Ensuite, il y a de nombreux avantages pour une DRH à prendre le problème à bras le corps. D’abord, en comprenant que les salariés de l’entreprise sont tous, potentiellement, des personnes handicapées. S'en préoccuper est logique et légitime. La loi, en les « obligeant » à le faire, les prépare donc à la gestion d’une problématique qui va devenir inéluctable avec l’allongement de la vie au travail.

Le handicap, catalyseur d'une réflexion utile à tous

 

Intégrer des personnes handicapées dans une entreprise permet aussi de repenser son fonctionnement, de l’adapter, à la fois sur le plan spatial avec de nouvelles facilités d’accès par exemple, que tout le monde finit par emprunter, mais aussi sur le plan organisationnel. Le handicap devient ici le catalyseur d’une réflexion qui sert à tous, y compris aux personnes non-handicapées. A ce sujet, j’emprunte la formule d’un ami consultant qui parle du handicap dans l’entreprise comme d’un iceberg, dont on traite la partie émergée et visible mais, ce faisant, en aidant tout le monde.

Enfin, le recrutement de personnes handicapées, qui ont souvent des parcours originaux et moins linéaires que les autres, oblige la DRH à se poser de saines questions sur le poids des diplômes comparés à des potentialités cachées. Je dis souvent que l’exercice ouvre un peu les chakras de la DRH à propos des vertus de la diversité par opposition au recrutement de clones !

Manager Attitude : Vos arguments sont effectivement séduisants pour un DRH en position d’anticiper sur son métier. Mais que répondre à une direction générale qui lui parlerait de cette loi comme d’un impôt pur et simple ?

Sylvain Gachet : Trois choses. D’abord, rappeler que la loi offre de nombreuses solutions pour limiter les conséquences financières de la prise en charge de personnes handicapées dans l’entreprise, ne serait-ce qu’en utilisant les services de l’Agefiph. Autrement dit, plutôt que de subir, il y a déjà matière à optimisation.

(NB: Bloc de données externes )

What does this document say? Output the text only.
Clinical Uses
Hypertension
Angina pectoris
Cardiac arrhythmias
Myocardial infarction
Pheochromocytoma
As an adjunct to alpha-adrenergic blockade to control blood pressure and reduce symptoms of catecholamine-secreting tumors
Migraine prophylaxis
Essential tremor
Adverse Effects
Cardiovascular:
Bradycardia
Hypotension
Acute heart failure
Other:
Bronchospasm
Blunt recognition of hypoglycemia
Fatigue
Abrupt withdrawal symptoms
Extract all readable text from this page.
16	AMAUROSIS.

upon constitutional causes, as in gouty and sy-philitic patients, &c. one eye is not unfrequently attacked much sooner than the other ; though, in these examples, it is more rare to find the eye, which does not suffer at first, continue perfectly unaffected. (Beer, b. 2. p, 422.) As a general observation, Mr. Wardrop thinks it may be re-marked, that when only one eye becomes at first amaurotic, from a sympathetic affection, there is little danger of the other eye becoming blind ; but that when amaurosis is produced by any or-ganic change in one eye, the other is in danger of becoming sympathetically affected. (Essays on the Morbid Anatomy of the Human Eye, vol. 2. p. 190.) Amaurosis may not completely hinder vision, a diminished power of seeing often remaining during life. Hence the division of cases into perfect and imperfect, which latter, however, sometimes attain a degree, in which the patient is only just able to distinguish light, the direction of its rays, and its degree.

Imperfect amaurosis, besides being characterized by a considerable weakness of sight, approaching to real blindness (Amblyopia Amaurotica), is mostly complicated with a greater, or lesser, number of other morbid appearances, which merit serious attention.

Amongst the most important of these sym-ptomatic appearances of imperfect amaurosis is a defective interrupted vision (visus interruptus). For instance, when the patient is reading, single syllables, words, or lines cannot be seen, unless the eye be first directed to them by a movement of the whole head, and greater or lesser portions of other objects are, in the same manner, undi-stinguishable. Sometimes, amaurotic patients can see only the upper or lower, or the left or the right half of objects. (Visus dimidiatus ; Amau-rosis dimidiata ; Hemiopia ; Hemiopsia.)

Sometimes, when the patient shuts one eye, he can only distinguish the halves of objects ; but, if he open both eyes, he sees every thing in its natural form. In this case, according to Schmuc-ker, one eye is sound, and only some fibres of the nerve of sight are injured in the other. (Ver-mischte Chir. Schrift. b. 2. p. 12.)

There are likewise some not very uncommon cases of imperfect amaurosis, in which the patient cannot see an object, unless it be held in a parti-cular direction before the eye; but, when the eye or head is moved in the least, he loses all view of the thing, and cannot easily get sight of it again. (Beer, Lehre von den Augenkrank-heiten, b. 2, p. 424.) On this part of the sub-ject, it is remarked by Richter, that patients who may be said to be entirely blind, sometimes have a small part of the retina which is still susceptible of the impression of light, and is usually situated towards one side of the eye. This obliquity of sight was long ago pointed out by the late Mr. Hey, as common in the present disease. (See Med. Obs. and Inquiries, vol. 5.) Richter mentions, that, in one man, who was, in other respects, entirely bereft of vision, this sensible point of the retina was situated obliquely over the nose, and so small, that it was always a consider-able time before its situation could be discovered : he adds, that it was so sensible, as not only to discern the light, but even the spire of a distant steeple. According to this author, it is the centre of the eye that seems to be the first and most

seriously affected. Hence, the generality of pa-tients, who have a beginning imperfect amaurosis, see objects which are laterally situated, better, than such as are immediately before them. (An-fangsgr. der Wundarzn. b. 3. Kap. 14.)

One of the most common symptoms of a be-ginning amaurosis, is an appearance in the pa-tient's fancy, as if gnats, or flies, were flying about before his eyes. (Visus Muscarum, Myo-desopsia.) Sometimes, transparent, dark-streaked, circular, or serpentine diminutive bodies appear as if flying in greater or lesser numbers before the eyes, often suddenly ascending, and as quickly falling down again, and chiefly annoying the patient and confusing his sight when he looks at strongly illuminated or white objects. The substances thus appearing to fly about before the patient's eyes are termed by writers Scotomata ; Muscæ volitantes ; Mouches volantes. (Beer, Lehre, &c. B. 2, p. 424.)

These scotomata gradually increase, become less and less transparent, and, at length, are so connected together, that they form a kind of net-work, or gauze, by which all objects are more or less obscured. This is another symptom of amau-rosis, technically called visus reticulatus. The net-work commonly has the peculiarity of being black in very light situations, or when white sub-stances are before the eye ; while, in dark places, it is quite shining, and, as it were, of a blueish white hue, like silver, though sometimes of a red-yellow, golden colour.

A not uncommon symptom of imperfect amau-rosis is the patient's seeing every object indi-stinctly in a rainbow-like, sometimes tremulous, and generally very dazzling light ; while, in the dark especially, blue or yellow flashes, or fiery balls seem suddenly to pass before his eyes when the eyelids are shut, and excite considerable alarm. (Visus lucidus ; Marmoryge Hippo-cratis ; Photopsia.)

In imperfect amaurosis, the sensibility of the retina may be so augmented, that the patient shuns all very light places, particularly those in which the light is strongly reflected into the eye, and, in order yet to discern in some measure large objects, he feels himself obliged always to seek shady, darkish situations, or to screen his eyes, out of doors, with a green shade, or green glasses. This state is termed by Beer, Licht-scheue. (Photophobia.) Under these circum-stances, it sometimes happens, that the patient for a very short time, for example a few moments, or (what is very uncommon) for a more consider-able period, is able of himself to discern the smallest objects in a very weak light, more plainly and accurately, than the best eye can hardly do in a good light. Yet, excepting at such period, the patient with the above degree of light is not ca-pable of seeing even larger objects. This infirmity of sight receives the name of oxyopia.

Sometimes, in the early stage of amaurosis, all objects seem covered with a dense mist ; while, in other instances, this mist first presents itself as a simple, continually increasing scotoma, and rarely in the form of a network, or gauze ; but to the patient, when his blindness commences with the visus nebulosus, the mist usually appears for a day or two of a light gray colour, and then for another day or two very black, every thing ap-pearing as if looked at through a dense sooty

Ensuite, il faut lui parler des avantages immatériels que nous avons évoqués, comme l’amélioration du recrutement et de la gestion des compétences.

De réels bénéfices de réputation

Enfin, la question de l’image doit s’imposer. Les entreprises qui ont des politiques cohérentes, positives, vis-à-vis des personnes handicapées, en retirent de réels bénéfices de réputation, en particulier auprès de jeunes générations très sensibilisées, et promptes à formuler leurs opinions sur les réseaux sociaux. Il ne faut pas pour autant verser dans l’excès de communication, dans une espèce de PH washing, à l’instar du green washing. Mais la politique menée avec les personnes handicapées entre de plain-pied dans le champ de la RSE. Ce n’est d’ailleurs pas par hasard si les missions handicaps, dans les grands comptes français, sont rattachées pour moitié aux DRH, et pour l’autre moitié, aux directions RSE.

 

(*) : Ces compensations varient de 400 à 600 smic horaires par an, selon la taille de l’entreprise. Elles peuvent monter jusqu’à 1500 smic horaires pour une année, au bout de trois ans d’inaction totale de l’entreprise en faveur de l’emploi des personnes handicapées.